La peur du contact physique avec les étrangers
«Nous devons bien admettre que la conscience populaire voit dans [la manifestation physique de] la virilité [le symbole de] la masculinité. Un homme peut perdre sa liberté et ses droits d’être humain sans pour autant en ressentir de l’humiliation ou de la douleur. Il peut devenir un menteur, un trompeur, un empoté sans se sentir déshonoré pour autant. En revanche, la faiblesse sexuelle signifie pour lui la fin de sa condition d’être humain. Il y voit l’anéantissement de son être. Son raisonnement est: j’ai des rapports sexuels, donc j’existe, toutefois un ennemi cherche à me détruire. L’ennemi est un traître, un comploteur et un sorcier. Il envoie donc quelques sorciers à la tâche. (Dans d’autres sociétés, il envoie des filles contaminées par le SIDA). [3] En une fraction de seconde, la pensée collective fait un bond de dizaines de milliers d’années en arrière et considère l’ennemi comme un tabou. Et ensuite, l’homme s’inflige le plus grand des châtiments psychologiques: la castration, pour avoir serré la main du tabou.
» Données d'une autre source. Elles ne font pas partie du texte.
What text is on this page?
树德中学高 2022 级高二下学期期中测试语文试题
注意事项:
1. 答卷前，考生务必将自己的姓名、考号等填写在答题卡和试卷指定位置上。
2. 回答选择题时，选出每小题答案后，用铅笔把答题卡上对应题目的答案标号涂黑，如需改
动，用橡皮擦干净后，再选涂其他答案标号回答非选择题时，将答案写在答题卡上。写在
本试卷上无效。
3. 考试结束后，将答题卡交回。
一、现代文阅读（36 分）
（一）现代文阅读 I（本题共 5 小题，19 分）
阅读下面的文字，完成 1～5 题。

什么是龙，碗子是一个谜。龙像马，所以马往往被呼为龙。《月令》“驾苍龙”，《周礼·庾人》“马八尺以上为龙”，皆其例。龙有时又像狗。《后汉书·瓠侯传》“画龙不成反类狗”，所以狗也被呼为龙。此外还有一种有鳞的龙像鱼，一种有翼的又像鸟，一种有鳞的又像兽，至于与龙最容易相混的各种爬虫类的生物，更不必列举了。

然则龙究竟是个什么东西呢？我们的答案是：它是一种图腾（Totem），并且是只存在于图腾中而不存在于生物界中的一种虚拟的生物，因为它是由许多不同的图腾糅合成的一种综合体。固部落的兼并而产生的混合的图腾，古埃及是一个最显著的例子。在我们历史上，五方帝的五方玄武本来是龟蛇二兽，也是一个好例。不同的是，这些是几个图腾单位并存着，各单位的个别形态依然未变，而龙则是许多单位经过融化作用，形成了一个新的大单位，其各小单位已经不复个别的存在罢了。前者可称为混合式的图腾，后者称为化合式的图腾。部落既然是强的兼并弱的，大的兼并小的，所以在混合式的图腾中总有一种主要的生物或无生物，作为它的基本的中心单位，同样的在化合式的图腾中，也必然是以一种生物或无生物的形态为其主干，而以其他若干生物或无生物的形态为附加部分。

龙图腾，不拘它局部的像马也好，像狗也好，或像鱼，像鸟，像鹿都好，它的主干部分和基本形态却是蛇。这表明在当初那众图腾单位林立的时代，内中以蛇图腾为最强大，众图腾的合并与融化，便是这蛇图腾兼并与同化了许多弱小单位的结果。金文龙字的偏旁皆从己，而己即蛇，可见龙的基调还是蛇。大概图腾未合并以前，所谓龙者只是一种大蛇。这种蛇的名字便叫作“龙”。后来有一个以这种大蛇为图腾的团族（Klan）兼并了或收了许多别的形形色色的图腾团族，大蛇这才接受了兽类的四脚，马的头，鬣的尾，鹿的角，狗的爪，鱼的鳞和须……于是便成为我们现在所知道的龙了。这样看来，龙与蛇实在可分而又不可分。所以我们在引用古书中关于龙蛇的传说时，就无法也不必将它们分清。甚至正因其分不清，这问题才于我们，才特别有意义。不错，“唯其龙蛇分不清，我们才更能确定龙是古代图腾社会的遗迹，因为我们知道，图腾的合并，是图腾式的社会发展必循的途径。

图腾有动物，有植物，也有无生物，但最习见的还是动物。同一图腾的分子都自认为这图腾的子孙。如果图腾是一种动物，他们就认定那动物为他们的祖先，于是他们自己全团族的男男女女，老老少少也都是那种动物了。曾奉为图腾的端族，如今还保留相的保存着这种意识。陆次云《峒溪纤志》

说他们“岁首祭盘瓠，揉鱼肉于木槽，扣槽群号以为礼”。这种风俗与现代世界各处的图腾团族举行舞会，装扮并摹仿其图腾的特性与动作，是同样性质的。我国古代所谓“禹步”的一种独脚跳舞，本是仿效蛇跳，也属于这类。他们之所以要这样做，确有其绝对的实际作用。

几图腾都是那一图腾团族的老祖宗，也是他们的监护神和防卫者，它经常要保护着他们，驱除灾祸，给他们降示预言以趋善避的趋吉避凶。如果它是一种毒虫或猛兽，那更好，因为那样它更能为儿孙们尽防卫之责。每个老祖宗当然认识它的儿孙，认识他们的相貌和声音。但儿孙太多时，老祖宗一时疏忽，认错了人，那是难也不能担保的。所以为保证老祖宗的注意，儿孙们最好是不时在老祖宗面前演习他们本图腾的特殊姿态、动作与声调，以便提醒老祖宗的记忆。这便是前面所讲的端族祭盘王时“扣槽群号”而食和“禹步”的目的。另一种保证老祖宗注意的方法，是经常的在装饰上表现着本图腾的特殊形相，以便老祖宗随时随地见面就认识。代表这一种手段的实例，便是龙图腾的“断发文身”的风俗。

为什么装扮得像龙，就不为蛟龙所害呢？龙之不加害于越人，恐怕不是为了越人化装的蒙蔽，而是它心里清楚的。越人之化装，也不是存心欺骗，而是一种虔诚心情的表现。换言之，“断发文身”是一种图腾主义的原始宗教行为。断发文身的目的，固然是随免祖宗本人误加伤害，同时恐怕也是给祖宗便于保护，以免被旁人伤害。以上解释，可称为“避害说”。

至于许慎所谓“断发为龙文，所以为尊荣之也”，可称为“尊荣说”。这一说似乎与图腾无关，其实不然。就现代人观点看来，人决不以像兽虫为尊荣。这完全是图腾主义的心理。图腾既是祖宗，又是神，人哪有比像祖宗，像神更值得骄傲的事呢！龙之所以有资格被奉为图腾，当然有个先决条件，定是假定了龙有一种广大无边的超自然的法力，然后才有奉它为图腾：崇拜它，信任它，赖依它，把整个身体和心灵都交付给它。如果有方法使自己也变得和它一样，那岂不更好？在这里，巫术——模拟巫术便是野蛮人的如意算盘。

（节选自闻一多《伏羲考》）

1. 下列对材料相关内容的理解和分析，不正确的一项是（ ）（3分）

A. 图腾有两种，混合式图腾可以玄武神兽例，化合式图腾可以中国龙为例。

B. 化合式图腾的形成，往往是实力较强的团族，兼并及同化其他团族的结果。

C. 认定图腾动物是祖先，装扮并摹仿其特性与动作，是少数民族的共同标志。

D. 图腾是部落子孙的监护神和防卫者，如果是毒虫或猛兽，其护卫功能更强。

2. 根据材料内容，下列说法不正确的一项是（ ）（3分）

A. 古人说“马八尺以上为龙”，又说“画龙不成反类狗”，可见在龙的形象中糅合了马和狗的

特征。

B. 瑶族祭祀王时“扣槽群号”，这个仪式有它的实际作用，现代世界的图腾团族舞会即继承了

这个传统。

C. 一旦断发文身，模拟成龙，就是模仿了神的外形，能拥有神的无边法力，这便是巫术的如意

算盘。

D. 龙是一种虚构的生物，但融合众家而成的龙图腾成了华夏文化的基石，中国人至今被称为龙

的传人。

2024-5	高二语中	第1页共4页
Nous nous trouvons face au plus célèbre cas de névrose (…), lequel frôle la phobie.»
La peur de la normalisation des relations avec un pays voisin
«C’était une brève analyse du phénomène au niveau psychologique (…) Au niveau politique, nous sommes clairement en présence d’un cas de résistance face à la normalisation des relations avec l’ennemi, non en tant qu’ennemi, mais en tant que tabou, dans un cadre mental totalement déconnecté de la moindre notion de rationalité, de conscience, de responsabilité, de politique, de droit ou d’intérêt public.
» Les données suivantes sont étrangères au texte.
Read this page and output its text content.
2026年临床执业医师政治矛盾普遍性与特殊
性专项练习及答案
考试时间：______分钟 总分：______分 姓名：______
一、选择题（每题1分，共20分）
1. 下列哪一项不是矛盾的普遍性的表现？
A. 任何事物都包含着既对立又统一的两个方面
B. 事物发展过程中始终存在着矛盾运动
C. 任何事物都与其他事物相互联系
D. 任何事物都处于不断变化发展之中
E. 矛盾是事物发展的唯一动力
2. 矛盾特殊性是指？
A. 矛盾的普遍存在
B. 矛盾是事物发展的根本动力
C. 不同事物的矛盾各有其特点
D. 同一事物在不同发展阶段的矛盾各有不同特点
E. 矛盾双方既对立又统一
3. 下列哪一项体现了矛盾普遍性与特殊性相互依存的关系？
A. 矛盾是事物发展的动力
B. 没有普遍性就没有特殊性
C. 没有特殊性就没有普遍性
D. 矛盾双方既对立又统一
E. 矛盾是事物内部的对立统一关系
C’est exactement le phénomène qui touche le producteur Khaled Hajar, qui a produit le seul film égyptien du Festival du film du Caire: il y a dix ans, quand le monde a appris l’existence des Accords d’Oslo entre Israéliens et Palestiniens et que l’espoir d’une paix juste et véritable au Moyen-Orient a enflé, [Khaled Hajar] a osé apparaître dans le film anglais ‘Le Golfe entre nous’ qui raconte une histoire d’amour invraisemblable entre un Arabe et une Juive.
Le film, accusé d’encourager la normalisation, a été attaqué quand il est sorti sur les écrans égyptiens en 1994. Depuis ce temps, Hajar est appelé ‘partisan de la normalisation’.
Au bout de dix ans, il a réussi, aidé de ses amis, à produire un autre film, ‘L’amour des filles’, qui n’a rien à voir avec la normalisation. Or les directeurs du Festival du film au Caire cherchaient un film égyptien, sans exigences quant à la qualité, mais n’en ont pas trouvé car les réalisateurs étaient occupés par de hautes considérations [politiques] concernant la région. Ils ont donc dû se contenter du film de Hajar, non sans avoir au préalable pris les mesures de sécurité nécessaires: ils lui ont demandé de témoigner par écrit qu’il n’était pas un ‘partisan de la normalisation’, qu’il était opposé à la normalisation, qu’il ne s’était jamais rendu en Israël et qu’il ne s’y rendrait jamais.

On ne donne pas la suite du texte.